Signed-off-by: Thomas Zimmermann <tzimmermann@suse.de>
Reviewed-by: Javier Martinez Canillas <javierm@redhat.com>
Acked-by: Sam Ravnborg <sam@ravnborg.org>
Link: https://patchwork.freedesktop.org/patch/msgid/20220223193804.18636-6-tzimmermann@suse.de
Acked-by: Patrik Jakobsson <pjakobsson@suse.de>
---
 Documentation/gpu/todo.rst | 22 ++++++++++++++++++++++
 1 file changed, 22 insertions(+)

diff --git a/Documentation/gpu/todo.rst b/Documentation/gpu/todo.rst
index d2dbd8c0cfa1..127e76ee0b2d 100644
--- a/Documentation/gpu/todo.rst
+++ b/Documentation/gpu/todo.rst
@@ -241,6 +241,28 @@ Contact: Thomas Zimmermann <tzimmermann@suse.de>, Daniel Vetter
 
 Level: Advanced
 
+Benchmark and optimize blitting and format-conversion function
+--------------------------------------------------------------
+
+Drawing to dispay memory quickly is crucial for many applications'
+performance.
+
+On at least x86-64, sys_imageblit() is significantly slower than
+cfb_imageblit(), even though both use the same blitting algorithm and
+the latter is written for I/O memory.

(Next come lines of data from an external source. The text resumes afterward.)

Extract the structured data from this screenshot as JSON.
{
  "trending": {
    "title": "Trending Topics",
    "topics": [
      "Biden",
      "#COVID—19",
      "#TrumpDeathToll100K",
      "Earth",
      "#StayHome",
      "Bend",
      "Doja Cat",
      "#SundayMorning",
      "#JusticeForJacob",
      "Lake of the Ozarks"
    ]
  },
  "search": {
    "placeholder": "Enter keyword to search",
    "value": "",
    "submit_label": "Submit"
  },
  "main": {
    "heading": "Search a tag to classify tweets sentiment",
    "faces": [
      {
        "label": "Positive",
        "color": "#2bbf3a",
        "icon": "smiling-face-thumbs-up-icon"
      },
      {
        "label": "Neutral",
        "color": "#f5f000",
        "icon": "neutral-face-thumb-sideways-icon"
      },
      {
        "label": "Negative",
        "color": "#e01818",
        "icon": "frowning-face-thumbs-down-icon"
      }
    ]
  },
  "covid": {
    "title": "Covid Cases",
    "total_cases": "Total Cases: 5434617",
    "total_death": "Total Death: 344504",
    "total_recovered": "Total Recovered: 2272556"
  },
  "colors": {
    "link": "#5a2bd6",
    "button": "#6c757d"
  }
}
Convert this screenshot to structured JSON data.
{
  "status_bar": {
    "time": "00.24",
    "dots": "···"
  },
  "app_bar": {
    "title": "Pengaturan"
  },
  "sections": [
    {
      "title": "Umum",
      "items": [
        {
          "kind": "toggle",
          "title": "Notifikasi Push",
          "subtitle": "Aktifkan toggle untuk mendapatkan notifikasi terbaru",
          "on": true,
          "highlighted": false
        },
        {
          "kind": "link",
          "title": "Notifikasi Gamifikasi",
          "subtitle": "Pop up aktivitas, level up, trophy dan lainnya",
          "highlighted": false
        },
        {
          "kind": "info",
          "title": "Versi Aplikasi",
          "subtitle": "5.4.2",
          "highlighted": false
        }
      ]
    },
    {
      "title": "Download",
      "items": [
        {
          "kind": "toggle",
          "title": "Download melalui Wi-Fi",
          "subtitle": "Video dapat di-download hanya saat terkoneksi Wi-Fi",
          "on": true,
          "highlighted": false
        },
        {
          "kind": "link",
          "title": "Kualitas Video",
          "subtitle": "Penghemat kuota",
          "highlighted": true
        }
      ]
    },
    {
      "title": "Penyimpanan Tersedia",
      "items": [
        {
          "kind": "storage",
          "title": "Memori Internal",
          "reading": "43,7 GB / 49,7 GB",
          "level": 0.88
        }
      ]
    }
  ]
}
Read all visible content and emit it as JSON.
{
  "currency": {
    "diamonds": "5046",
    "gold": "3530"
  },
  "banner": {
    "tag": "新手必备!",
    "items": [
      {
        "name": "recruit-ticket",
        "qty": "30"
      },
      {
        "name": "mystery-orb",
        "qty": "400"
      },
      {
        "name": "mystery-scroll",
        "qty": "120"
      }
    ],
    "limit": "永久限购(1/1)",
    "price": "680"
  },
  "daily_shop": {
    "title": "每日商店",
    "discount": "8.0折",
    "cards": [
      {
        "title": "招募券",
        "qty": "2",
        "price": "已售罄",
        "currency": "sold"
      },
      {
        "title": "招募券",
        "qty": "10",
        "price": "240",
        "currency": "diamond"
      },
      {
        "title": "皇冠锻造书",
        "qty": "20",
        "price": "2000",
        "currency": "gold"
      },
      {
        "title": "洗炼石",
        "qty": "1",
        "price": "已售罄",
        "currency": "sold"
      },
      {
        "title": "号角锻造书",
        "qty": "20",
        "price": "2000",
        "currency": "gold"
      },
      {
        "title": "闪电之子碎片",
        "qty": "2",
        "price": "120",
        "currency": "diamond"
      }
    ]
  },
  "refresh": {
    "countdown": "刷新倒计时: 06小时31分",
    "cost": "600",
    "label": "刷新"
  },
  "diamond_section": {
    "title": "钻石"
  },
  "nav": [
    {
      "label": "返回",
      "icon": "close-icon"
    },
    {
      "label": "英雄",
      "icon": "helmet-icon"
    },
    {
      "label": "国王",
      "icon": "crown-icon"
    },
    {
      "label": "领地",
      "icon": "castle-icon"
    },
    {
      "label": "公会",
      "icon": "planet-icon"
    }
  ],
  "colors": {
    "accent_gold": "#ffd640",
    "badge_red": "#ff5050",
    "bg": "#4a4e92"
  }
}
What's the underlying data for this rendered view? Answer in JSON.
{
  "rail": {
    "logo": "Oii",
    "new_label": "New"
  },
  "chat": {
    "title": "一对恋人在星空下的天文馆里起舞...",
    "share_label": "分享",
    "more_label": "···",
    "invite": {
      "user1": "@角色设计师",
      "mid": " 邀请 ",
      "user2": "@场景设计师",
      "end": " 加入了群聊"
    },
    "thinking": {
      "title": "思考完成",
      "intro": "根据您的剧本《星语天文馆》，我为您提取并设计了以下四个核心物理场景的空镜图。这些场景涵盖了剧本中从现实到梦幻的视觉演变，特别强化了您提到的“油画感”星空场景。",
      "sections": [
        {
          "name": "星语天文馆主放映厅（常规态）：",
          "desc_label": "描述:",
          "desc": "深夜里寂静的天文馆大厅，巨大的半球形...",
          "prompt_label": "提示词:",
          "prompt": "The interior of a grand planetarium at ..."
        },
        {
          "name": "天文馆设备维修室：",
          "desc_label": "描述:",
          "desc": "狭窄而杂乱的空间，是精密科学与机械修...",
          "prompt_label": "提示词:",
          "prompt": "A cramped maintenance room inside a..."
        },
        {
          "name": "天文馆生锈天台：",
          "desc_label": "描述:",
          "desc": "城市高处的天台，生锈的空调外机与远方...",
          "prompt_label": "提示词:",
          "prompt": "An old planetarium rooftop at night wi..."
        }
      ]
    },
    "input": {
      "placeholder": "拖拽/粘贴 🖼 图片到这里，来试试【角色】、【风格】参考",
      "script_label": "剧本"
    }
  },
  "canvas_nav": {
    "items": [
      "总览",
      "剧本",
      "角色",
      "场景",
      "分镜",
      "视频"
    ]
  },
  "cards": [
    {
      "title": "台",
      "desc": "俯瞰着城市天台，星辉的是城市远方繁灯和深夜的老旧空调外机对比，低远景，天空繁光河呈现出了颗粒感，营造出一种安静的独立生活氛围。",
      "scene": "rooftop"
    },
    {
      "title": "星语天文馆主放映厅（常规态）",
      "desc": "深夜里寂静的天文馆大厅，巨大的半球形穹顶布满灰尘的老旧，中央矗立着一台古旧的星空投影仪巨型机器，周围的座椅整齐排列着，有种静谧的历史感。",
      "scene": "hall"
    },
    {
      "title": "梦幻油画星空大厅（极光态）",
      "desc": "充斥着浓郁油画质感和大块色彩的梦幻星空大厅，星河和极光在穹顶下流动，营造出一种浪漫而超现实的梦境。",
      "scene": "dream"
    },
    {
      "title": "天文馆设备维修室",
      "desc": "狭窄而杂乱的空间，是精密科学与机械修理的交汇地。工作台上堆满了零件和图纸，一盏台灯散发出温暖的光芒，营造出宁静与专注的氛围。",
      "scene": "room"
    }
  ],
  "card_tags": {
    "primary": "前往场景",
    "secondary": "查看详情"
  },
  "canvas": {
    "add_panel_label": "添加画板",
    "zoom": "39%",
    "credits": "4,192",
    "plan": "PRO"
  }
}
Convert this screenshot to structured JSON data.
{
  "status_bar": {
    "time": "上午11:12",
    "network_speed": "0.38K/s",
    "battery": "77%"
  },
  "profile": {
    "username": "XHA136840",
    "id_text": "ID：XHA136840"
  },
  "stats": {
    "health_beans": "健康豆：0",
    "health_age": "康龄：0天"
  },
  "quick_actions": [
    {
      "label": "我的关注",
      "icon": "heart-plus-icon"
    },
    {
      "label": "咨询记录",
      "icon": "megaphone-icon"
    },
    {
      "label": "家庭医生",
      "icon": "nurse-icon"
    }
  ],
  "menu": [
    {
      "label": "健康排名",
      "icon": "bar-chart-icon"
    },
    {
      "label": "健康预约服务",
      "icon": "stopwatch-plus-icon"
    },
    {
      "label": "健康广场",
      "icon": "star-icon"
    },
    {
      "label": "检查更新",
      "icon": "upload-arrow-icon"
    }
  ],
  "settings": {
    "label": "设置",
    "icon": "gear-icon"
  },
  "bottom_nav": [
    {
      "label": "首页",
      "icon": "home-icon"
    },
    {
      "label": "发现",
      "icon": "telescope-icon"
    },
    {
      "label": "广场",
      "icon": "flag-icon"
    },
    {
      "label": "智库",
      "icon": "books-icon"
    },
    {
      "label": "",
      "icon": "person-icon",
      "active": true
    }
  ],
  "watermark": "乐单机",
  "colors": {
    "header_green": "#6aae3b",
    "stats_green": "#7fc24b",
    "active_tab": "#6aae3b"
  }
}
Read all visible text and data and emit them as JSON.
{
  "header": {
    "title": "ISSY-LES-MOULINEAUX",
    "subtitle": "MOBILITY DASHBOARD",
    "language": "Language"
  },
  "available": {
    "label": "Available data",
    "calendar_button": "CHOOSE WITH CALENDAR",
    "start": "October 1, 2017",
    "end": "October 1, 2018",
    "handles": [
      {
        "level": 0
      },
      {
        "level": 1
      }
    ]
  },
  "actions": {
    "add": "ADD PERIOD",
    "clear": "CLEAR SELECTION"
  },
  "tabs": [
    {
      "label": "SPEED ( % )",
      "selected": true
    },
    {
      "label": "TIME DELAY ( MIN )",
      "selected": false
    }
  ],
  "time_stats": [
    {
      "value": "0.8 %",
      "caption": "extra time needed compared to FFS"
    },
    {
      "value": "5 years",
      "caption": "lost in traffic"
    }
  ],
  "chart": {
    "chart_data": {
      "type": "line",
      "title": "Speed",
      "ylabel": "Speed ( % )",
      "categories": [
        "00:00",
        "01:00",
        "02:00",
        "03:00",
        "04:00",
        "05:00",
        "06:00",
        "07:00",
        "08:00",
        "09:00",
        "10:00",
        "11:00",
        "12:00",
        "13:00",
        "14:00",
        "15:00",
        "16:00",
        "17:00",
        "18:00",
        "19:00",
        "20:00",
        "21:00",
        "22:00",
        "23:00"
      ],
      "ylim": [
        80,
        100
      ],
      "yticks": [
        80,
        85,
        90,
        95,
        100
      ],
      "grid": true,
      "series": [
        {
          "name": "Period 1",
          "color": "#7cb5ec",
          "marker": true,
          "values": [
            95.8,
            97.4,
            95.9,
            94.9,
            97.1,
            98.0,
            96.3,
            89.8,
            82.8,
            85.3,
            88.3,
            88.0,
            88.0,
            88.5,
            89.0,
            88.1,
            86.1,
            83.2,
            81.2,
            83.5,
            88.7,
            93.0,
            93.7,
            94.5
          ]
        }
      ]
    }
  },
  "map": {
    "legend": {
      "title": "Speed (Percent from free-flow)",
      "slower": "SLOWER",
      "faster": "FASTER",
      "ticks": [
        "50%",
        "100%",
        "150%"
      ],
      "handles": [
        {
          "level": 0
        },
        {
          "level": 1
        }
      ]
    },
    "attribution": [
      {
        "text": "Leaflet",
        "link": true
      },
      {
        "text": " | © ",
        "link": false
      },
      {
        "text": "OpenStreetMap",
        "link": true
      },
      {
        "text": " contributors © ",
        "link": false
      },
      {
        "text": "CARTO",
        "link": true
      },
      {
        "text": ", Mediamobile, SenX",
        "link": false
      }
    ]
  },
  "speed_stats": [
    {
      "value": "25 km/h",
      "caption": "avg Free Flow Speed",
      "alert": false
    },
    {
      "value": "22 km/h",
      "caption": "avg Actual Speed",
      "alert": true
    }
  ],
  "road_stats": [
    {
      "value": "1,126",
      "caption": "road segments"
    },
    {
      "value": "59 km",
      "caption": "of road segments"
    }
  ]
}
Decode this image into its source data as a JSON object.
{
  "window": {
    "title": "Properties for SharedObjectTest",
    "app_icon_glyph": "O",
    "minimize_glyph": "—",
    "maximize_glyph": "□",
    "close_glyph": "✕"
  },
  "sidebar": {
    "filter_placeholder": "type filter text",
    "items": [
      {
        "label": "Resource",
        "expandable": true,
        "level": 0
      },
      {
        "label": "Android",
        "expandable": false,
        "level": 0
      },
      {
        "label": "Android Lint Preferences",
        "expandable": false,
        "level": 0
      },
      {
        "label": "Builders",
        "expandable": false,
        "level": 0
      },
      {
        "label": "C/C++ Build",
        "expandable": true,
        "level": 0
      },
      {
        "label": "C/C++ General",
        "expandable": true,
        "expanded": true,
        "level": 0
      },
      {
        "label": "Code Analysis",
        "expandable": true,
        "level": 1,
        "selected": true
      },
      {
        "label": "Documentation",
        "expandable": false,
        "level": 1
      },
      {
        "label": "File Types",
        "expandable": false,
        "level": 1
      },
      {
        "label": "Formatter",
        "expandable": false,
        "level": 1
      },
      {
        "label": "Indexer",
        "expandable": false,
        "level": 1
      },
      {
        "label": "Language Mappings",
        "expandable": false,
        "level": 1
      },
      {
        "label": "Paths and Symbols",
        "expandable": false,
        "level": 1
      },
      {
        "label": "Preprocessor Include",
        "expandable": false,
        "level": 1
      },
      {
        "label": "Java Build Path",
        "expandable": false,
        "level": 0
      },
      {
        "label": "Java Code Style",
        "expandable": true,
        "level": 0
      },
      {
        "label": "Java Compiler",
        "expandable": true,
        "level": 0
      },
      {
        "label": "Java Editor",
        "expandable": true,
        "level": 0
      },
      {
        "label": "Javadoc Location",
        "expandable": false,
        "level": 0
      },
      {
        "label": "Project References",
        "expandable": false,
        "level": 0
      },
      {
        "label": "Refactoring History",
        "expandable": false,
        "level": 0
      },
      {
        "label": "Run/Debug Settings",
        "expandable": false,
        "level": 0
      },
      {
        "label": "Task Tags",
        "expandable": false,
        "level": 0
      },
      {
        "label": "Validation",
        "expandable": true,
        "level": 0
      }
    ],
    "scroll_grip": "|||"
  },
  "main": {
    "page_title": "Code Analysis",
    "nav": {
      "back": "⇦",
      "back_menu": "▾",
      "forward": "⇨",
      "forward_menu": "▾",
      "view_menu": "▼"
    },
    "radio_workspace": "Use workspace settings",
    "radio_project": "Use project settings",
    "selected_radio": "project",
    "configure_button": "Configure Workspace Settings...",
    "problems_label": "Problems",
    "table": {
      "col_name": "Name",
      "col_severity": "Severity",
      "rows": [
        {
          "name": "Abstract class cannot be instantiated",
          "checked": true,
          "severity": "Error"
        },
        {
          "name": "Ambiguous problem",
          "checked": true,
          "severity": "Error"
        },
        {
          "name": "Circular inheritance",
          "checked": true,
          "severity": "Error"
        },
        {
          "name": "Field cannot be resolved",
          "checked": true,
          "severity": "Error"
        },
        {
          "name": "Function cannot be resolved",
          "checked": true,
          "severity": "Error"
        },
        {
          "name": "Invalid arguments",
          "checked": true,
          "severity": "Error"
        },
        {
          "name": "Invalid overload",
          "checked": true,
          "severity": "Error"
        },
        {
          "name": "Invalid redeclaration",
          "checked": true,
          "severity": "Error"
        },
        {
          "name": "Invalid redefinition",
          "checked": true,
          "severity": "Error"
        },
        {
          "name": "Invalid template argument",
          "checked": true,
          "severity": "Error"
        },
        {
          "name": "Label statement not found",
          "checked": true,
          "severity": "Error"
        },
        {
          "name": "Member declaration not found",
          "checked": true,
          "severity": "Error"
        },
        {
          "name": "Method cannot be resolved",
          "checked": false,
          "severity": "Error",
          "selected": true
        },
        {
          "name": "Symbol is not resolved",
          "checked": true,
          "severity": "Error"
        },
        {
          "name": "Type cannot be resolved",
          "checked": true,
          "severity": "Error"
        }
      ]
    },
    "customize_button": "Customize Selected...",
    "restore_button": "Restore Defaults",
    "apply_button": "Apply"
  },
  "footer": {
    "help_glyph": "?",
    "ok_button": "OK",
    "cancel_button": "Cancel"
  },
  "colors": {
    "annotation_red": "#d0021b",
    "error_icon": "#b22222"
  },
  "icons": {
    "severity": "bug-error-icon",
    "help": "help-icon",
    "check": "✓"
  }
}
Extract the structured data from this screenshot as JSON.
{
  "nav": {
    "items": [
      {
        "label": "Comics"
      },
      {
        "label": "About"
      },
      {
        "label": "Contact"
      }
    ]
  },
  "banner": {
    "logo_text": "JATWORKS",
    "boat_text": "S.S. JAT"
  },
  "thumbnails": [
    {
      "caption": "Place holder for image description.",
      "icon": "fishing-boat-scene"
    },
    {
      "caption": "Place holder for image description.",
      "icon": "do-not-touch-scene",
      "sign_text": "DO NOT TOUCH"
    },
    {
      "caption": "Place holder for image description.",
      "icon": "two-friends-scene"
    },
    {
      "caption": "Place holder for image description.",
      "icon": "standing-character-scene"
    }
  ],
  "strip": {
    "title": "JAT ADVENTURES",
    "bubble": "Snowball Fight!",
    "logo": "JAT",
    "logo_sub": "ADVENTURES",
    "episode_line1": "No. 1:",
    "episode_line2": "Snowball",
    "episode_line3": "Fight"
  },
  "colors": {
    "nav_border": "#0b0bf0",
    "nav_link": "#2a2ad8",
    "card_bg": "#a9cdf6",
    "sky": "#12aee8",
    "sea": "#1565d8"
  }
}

It turns out that cfb_imageblit()
+uses movl instructions, while sys_imageblit apparently does not. This
+seems to be a problem with gcc's optimizer. DRM's format-conversion
+helpers might be subject to similar issues.
+
+Benchmark and optimize fbdev's sys_() helpers and DRM's format-conversion
+helpers. In cases that can be further optimized, maybe implement a different
+algorithm. For micro-optimizations, use movl/movq instructions explicitly.
+That might possibly require architecture-specific helpers (e.g., storel()
+storeq()).
+
+Contact: Thomas Zimmermann <tzimmermann@suse.de>
+
+Level: Intermediate
 
 drm_framebuffer_funcs and drm_mode_config_funcs.fb_create cleanup
 -----------------------------------------------------------------
-- 
2.38.1